Österreicher: Medikamente sind keine Wegwerfprodukte!

IMAS-Institut: Es werden weniger Arzneimittel entsorgt als noch vor vier Jahren

Eine neue IMAS-Studie, die von Pharmig und Apothekerkammer als Vergleichsstudie zu jener aus dem Jahr 1996 in Auftrag gegeben wurde, wurde heute, Montag, in Wien vorgestellt. Die Studie kam zu dem Schluss, dass die Österreicher ihre Arzneimittel heute deutlich besser aufbrauchen. Das heißt, dass weniger Arzneimittel entsorgt werden müssen und die Österreicher noch besser als früher mit Medikamenten umzugehen wissen.

Die Studie, die repräsentativ für Österreich ist, wurde von IMAS im Sommer 2000 durchgeführt. Befragt wurden Personen im ganzen Bundesgebiet ab 16 Jahren in persönlichen Interviews.
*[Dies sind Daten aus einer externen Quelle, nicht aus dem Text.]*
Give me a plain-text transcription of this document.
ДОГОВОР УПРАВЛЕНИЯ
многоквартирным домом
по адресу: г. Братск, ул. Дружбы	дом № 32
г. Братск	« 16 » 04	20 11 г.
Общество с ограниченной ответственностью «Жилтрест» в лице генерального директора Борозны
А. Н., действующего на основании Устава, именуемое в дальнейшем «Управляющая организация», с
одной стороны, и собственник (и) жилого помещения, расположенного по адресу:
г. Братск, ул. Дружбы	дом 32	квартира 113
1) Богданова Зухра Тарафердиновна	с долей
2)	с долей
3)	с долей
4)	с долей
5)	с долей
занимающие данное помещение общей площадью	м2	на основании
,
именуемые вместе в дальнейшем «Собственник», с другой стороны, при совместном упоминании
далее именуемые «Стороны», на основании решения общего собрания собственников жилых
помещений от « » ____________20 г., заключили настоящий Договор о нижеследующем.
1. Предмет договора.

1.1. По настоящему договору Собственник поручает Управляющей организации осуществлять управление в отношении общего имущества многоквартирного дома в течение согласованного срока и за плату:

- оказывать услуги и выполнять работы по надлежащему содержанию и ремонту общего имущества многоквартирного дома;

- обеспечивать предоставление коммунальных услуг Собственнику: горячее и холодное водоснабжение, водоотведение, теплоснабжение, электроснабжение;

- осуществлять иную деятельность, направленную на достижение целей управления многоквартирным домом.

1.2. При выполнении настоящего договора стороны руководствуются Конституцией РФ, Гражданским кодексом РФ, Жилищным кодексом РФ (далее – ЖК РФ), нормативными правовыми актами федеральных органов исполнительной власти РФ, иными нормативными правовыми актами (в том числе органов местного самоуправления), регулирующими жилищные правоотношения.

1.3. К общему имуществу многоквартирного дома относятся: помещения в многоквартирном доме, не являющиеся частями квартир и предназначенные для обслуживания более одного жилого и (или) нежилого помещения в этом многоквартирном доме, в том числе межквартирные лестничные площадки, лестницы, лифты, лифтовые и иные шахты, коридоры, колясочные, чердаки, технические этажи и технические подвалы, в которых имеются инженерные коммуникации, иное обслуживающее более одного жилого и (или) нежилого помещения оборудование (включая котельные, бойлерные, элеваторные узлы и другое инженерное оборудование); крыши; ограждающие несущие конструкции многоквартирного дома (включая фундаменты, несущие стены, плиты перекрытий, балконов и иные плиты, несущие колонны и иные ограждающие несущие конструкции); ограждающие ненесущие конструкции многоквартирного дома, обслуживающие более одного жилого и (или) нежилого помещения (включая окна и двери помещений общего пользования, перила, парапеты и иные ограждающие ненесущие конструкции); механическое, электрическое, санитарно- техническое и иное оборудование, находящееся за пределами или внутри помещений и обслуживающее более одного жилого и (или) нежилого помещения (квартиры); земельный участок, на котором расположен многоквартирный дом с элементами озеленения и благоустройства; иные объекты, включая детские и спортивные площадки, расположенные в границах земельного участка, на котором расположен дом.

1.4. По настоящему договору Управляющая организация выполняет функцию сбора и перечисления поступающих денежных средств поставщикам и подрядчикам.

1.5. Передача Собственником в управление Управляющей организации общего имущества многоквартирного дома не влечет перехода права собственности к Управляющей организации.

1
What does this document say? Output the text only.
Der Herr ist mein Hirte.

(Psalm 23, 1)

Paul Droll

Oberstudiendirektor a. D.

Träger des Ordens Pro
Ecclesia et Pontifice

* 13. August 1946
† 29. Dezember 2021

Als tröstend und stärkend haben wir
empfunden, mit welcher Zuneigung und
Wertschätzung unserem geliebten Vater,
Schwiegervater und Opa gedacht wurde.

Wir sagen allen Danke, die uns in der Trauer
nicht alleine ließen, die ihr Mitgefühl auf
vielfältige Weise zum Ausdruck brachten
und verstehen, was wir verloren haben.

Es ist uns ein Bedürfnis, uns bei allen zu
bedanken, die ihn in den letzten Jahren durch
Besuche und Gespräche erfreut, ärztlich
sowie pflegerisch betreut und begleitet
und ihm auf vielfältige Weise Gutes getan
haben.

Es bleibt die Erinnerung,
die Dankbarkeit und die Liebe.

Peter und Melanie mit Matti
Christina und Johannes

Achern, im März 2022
Die Entsorgung von angebrauchten oder unverbrauchten Medikamenten-Packungen (1996: 23 %, 2000: 18%) ist deutlich zurückgegangen. In Stückzahlen wurden nur mehr 0,9 befüllte Packungen entsorgt. 1996 waren es noch 1,4 Packungen.

Zwt.: Österreicher wenden Medikamente sehr sorgsam an

Die nicht aufgebrauchten Packungen werden aber auch sorgsamer verwendet: Heuer zeigte sich, dass nur rund die Hälfte der Packungen noch mehr als ein Viertel voll waren, 1996 jedoch zwei Drittel. Die Bevölkerung braucht ihre Medikamente jetzt offenbar deutlich besser auf.

Die hauptsächlich weggeworfenen Medikamente sind solche gegen Grippe, Erkältung, und Schmerztabletten, also häufig rezeptfrei verfügbare Produkte. Dieser Anteil scheint zu steigen, hält aber nicht von einer Entsorgung ab, wenn man sie nicht mehr braucht, also wieder gesund geworden ist. Mittel gegen andere gesundheitliche Probleme werden im Gegensatz dazu nur sehr selten nicht aufgebraucht.

Die Entsorgung über die Apotheken ist leicht angestiegen; von 1996 knapp unter 50 % auf 2000 knapp über 50 %. Der Rest landet nach wie vor weitestgehend im Haus- oder im Sondermüll.

Zwt.: Gründe für Medikamenten-Entsorgung

An der Spitze der Skala steht als Grund für eine Arzneimittel-Entsorgung jener, dass der Befragte selbst oder die Person, für die er/sie das Arzneimittel entsorgt hatte, wieder gesund geworden war (64 %). Sehr weit abgeschlagen wurde auf Rang zwei (19 %) als Grund ein vom Arzt verordneter Therapie-Wechsel angegeben, an dritter Stelle wurden unerwünschte Wirkungen von Arzneimitteln als Entsorgungsgrund genannt (18 %).